Collecting perception data in hard-to-reach areas and fragile contexts can be extremely challenging, but is necessary to better understand who is excluded, who feels excluded, and to measure horizontal inequalities. Doing so requires the use of innovative methodologies. In particular, technology is a valuable tool with which to access remote and conflict-affected areas where exclusion is likely to be the worst.
Using technology to collect data
The world has become increasingly digital with time—technology has now pervaded our daily lives. Given this, why shouldn’t technology play a key role in areas such as risk monitoring, data collection, or conflict prevention? There are several useful data collection methods now available to practitioners:
- Mobile data collection is the use of digital devices such as mobile phones, tablets, or laptops for data collection.
- Crowdsourcing and crowdseeding are real-time data collection methods that involve different technologies. Information is directly obtained from technology users who volunteer their own data (crowdsourcing), or from trained informants in the field (crowdseeding). The most-well known example of crowdsourcing is Ushahidi, an open-source software program for collecting information and undertaking interactive mapping, first used after the 2007 presidential election in Kenya.
- Social media monitoring extracts information from social media networks such as Twitter, Facebook, Google Plus, and so on.
- Geospatial technology refers to global positioning systems (GPS), geographical information systems (GIS), and remote sensing (RS). These tools can be used to do a geo-located mapping of violent incidents, for example.
How can we realize the full potential of new technologies?
Technology has a huge potential that has yet to be fully explored. Some researchers even talk of “Big Data for Conflict Prevention,” which alludes to “the full potential use of Big Data to support conflict prevention efforts.” In recent years, technology has played an increasing role in conflict prevention, but is not yet harnessed to its full and promising potential.
Information and communication technologies (ICT) and the data they generate can support efforts to prevent crisis and tackle causes of violence. ICT can help researchers collect quantitative and qualitative data more frequently in insecure or remote areas, through the use of digital surveys, SMS-administered polling, geo-spatial mapping, photographs, videos, and satellite imagery. These data provide key information about the drivers and warning signs of violence to support conflict-prevention approaches.
How can Big Data prevent conflict? By providing valuable information about individuals and communities in areas—even remote ones—where data are often unavailable, in near real time, with a good level of precision. If we assume that individuals and communities change their behavior when violent events occur, then Big Data can capture these changes. For example, satellite imagery can be used to detect mass movements. An analysis of tweets can help detect growing tensions, frustration, and calls for violence. For instance, before the 2013 presidential elections in Kenya, a search for hate speech was conducted in social media to identify early signs of violence.
Concrete examples, real success
In Sudan, the Crisis and Recovery Mapping and Analysis (CRMA) project undertook participatory mapping of threats and risks in 6 states of Sudan and 10 states of South Sudan.

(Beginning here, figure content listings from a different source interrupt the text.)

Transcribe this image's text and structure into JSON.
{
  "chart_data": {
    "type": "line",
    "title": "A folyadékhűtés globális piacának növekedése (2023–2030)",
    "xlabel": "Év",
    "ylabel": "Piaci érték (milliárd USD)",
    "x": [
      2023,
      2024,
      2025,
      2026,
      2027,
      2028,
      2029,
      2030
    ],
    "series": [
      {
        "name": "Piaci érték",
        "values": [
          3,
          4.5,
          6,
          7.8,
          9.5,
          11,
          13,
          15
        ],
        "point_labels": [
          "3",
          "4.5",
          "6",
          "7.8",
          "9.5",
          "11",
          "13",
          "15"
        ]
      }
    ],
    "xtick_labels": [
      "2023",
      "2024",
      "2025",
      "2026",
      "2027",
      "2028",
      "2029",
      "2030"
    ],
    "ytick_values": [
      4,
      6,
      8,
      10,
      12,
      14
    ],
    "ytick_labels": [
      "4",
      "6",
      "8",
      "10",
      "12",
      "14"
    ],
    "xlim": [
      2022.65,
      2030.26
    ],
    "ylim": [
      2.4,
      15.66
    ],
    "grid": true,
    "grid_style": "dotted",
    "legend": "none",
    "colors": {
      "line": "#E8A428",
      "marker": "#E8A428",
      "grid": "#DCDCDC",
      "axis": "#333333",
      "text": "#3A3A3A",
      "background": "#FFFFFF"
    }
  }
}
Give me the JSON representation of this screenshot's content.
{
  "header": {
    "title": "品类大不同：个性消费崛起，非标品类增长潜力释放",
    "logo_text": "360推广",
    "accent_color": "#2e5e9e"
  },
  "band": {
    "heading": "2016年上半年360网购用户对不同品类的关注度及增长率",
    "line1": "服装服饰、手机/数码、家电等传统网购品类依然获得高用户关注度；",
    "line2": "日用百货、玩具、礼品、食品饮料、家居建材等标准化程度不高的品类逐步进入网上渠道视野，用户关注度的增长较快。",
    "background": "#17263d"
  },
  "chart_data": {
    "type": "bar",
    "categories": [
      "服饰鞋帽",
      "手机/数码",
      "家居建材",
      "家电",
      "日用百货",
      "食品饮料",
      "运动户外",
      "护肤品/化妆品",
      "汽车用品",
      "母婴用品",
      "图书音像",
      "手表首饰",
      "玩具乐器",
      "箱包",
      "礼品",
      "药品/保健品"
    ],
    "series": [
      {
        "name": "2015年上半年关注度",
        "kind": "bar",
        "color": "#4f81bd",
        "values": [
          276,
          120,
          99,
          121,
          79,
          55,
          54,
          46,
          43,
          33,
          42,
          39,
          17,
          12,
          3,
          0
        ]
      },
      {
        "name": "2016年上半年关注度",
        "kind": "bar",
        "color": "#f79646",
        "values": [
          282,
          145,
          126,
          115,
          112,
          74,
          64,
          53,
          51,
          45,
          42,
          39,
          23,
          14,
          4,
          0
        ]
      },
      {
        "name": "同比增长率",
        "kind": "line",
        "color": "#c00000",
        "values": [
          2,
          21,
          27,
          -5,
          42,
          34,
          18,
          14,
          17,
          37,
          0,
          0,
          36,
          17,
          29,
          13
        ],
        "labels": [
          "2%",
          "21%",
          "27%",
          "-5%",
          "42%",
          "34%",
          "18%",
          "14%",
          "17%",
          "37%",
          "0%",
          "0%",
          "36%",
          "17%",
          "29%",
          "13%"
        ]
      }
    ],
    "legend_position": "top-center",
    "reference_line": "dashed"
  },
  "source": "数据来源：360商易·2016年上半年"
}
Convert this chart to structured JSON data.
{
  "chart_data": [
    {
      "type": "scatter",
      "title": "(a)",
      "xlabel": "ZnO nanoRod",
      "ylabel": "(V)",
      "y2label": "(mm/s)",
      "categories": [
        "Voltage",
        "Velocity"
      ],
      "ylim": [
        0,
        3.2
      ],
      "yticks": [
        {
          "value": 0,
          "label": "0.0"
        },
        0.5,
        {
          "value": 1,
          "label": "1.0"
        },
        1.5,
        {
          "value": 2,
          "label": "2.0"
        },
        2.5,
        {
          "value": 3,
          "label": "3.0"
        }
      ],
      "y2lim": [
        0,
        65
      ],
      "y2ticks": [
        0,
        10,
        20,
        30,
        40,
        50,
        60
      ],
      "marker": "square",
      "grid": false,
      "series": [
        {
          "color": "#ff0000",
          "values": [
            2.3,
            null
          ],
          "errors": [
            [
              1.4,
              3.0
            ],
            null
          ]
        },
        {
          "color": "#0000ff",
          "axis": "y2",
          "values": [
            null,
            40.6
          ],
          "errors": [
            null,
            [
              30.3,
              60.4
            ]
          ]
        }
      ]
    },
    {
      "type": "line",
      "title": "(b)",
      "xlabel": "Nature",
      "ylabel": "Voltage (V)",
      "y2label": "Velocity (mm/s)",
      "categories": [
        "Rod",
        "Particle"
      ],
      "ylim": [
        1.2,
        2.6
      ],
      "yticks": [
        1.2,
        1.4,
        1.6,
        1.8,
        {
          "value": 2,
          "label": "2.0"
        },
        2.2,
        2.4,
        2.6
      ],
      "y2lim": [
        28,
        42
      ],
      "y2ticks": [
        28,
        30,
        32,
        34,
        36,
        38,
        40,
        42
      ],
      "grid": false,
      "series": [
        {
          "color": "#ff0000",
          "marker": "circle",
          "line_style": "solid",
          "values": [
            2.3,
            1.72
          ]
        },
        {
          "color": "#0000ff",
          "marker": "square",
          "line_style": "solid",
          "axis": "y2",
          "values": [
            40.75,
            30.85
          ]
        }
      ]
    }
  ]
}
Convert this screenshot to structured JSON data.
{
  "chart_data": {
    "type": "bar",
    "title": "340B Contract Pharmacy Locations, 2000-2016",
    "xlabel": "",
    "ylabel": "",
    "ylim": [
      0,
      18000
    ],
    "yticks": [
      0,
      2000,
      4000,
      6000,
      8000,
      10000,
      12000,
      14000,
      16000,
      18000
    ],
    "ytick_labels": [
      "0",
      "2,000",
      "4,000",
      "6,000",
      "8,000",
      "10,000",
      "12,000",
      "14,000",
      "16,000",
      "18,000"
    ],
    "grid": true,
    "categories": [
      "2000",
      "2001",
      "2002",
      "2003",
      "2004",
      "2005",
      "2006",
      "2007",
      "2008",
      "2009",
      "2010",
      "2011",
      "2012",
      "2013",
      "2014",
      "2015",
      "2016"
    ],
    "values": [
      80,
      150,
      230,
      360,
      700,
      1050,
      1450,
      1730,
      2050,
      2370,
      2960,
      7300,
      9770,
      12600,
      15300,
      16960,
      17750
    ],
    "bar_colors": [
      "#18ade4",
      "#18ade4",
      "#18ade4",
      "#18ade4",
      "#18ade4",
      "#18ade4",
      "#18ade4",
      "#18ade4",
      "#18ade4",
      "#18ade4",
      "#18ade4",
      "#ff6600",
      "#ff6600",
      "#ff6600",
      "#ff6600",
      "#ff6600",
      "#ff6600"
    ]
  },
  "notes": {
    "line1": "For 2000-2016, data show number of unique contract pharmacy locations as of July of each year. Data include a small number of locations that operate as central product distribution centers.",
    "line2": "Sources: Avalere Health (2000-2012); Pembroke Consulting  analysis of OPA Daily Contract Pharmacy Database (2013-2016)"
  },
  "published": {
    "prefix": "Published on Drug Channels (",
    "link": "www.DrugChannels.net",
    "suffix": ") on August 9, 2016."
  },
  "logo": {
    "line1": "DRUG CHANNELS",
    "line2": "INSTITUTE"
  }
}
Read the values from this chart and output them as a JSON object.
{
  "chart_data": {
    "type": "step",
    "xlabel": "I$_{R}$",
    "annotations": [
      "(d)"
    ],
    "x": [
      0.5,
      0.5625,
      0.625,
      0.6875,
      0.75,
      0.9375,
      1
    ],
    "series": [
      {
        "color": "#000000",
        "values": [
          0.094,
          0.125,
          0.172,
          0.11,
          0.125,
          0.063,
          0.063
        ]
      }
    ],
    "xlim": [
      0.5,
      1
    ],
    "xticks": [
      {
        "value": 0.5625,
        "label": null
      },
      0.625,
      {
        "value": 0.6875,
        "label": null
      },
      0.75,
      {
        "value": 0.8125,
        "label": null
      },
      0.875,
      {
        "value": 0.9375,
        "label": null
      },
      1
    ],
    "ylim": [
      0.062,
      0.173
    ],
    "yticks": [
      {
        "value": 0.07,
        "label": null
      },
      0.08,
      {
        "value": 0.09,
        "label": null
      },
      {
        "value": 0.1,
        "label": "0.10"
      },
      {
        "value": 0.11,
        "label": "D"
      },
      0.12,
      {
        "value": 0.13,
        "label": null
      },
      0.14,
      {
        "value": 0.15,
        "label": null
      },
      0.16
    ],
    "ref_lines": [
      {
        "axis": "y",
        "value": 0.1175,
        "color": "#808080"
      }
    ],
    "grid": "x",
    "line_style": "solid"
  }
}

For that purpose, UNDP developed a GIS-enabled desktop database tool. During the 2015 election in Nigeria, Patrick Meier and his team used Artificial Intelligence for Monitoring Elections (AIME), a free and open source (experimental) solution that combines crowdsourcing with artificial intelligence to automatically identify tweets of interest during major elections. Crowdsourcing systems have the potential to be used for early warning, if the system is designed to produce frequent, consistent, and complete data. Cell phones can also be used in conflict-affected areas because of all the different data they passively generate each time a cell phone is used.
Technology has also changed the way people respond to crisis. Following the 2010 Haiti earthquake, for the first time, thousands of people volunteered online to support rescue operations. This gave rise to the Digital Humanitarians project which, through crowdsourcing, created a digital crisis map that showed the real-time evolution of the situation on the ground.
Technologies can break new ground in terms of conflict prevention, risk monitoring, and data collection. It is now up to practitioners to seize the opportunities these new tools offer.